One of two things happens when you move to place like Kijabe. You can either quickly become so bogged down by the poverty you see all around you on a daily basis that you are too overwhelmed to do anything at all. Or, you can jump in where you find a place to help and do what you can. Sure, one person can’t do everything…but they can do something! This is, I believe, what spurred the Daubenmier Family to join as the directors of Kenya Kids Can. The Daubenmiers serve at Rift Valley Academy in many ways, but are also passionate about this ministry aimed at enhancing the Kenyan education system through a school lunch program and computer program. The school lunch program of KCC draws children to school and makes learning possible, as chronically hungry children have a hard time focusing and learning. The computer program teaches skills not currently offered in these schools, and broadens future education and employment options. For more info on this ministry, go to kenyakidscan.org.

10. NJOKI KIMANI, JOHN KARANJA, ETC.

The greatest asset Kenya has is it’s own people. I met Njoki Kimani when we began our Kiswahili language study back in 2015. She is one of the hardest working, most God-Fearing people I know. Getting to spend time with her during our language lessons and beyond was a huge blessing to me. She has never been married or had a child by birth, but has been a mother to countless children in and around Kijabe. Her love for God’s children pushes her to work tirelessly and pray (and believe!) without ceasing. She humbly provides and seeks out opportunities for each of her children, all the while giving God all the glory for any successes that may come her way. If you want to get in touch with Njoki to hear the latest on how the Lord is sustaining her, or if you’d like to help her with school fees for one of her children, I’d be happy to get you in touch with her! Better yet, come visit us in Kijabe and I’ll have her meet you over a mug of hot chai. 

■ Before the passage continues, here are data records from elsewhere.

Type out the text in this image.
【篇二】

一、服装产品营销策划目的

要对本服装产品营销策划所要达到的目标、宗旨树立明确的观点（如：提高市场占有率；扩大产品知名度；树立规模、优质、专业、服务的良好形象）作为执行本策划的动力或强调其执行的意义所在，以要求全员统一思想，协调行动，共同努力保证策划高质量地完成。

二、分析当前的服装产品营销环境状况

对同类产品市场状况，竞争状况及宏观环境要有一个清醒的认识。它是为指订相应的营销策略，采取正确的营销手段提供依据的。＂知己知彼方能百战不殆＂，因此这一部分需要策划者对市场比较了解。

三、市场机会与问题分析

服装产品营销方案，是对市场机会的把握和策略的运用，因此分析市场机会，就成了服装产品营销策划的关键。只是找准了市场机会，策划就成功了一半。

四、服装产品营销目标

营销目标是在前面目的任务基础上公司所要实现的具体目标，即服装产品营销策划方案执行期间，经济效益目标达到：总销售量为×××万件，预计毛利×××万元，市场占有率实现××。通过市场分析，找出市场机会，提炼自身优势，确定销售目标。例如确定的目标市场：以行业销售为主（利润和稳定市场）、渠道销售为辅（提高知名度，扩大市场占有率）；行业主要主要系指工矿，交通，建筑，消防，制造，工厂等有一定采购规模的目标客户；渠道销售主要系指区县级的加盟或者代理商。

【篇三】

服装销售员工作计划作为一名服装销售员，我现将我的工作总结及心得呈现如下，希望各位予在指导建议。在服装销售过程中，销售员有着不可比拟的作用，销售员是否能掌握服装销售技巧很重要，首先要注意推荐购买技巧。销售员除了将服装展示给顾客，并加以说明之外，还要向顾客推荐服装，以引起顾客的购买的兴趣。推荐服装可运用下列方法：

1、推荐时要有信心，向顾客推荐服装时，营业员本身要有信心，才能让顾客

Also working in Kijabe, is John Karanja. He works at RVA, but also pastors a church in the camp for Internally Displaced Persons. I’ve met John on occasion, but while I don’t know him that well personally, his reputation precedes him. Many of our friends at RVA have partnered with his pastoral ministry in many ways over the last few years. He is passionate about making sure the families in his church are fed, both physically and spiritually. John’s most recent need is a reliable vehicle to get him to and from his church, work and home. Our friends, The Berrys, who also serve at RVA, have set up a way to give towards this need! If you feel led to donate towards this fund, you can safely go right to this LINK and instantly become a part of this ministry to a group of people in Kenya who greatly need John’s assistance.

As I end each paragraph above with a way for you to learn more, give or partner, I hope you aren’t annoyed or offended. Since becoming a missionary and moving to Kenya, what used to feel unnatural and awkward to me (asking for money!) has become a humbling, yet true privilege. With each ministry listed in this post, I am reminded of just how many opportunities there are to be a part of God’s work going on around the globe! And I’ve only listed the ones I can think of from one little village in rural Kenya.

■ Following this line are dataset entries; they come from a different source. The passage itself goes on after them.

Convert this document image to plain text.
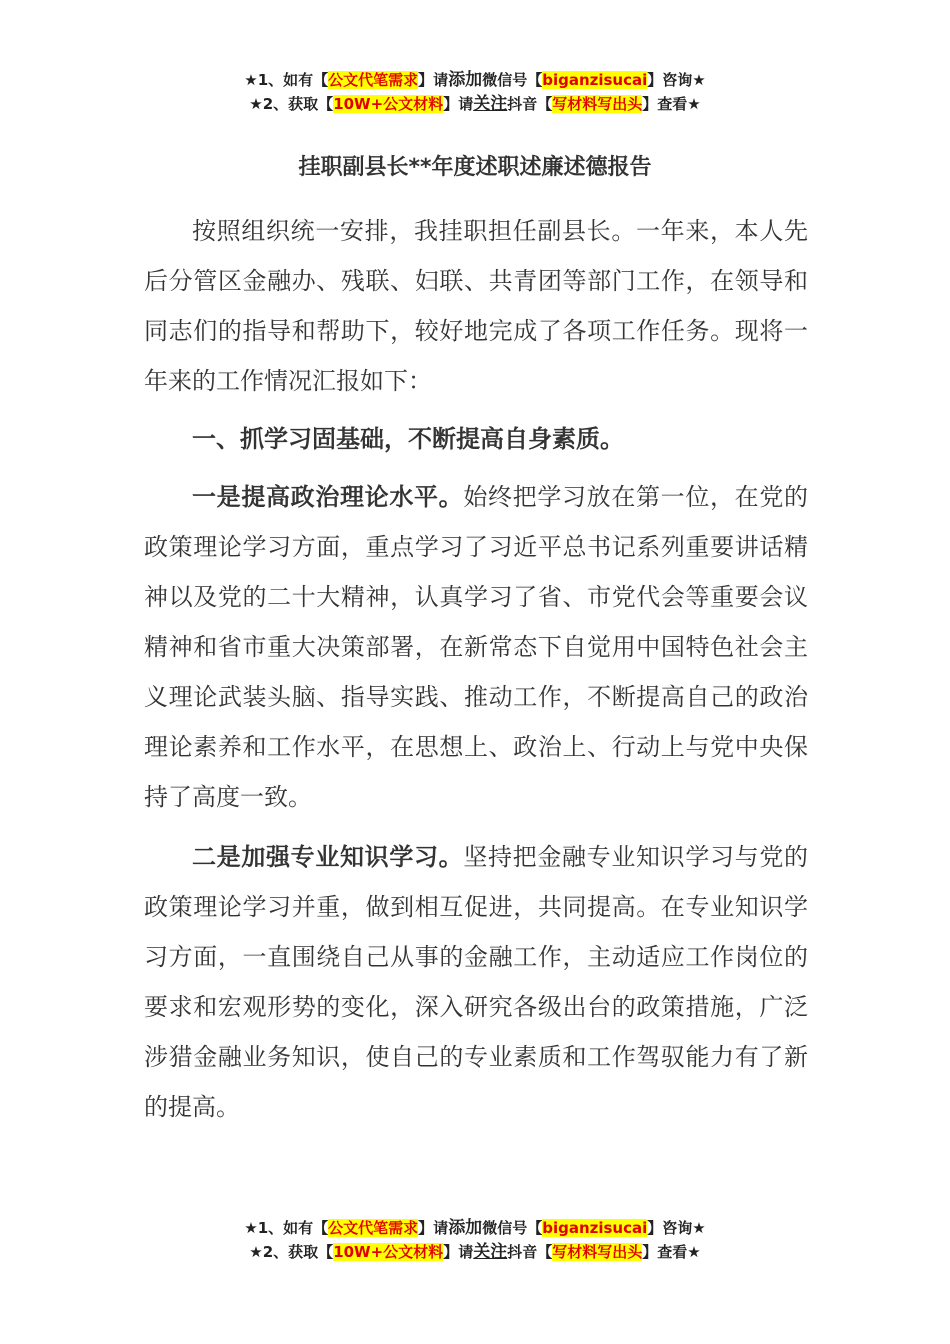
★1、如有【公文代笔需求】请添加微信号【biganzisucai】咨询★
★2、获取【10W+公文材料】请关注抖音【写材料写出头】查看★
挂职副县长**年度述职述廉述德报告

按照组织统一安排，我挂职担任副县长。一年来，本人先后分管区金融办、残联、妇联、共青团等部门工作，在领导和同志们的指导和帮助下，较好地完成了各项工作任务。现将一年来的工作情况汇报如下：

一、抓学习固基础，不断提高自身素质。

一是提高政治理论水平。始终把学习放在第一位，在党的政策理论学习方面，重点学习了习近平总书记系列重要讲话精神以及党的二十大精神，认真学习了省、市党代会等重要会议精神和省市重大决策部署，在新常态下自觉用中国特色社会主义理论武装头脑、指导实践、推动工作，不断提高自己的政治理论素养和工作水平，在思想上、政治上、行动上与党中央保持了高度一致。

二是加强专业知识学习。坚持把金融专业知识学习与党的政策理论学习并重，做到相互促进，共同提高。在专业知识学习方面，一直围绕自己从事的金融工作，主动适应工作岗位的要求和宏观形势的变化，深入研究各级出台的政策措施，广泛涉猎金融业务知识，使自己的专业素质和工作驾驭能力有了新的提高。

★1、如有【公文代笔需求】请添加微信号【biganzisucai】咨询★
★2、获取【10W+公文材料】请关注抖音【写材料写出头】查看★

Whether you choose to partner with any of these or another ministry, promise me you’ll take the time to think about where God might be asking you to share the resources He’s given you. I’m reminded of the Apostle Paul when he wrote,  “Really, it is not that I want to receive gifts from you, but I want you to have the good that comes from giving And now I have everything, and more. I have all I need, because Epaphroditus brought your gift to me. It is like a sweet-smelling sacrifice offered to God, who accepts that sacrifice and is pleased with it.” {Phil. 4:17-18) Most of the people I mentioned above have experienced the “good” Paul mentioned as they give themselves fully to the work they get to do in Kenya. I imagine that good is what spurs them on to continue. Thank you, Lord for allowing us to be the tiniest part of your redemptive Kingdom work!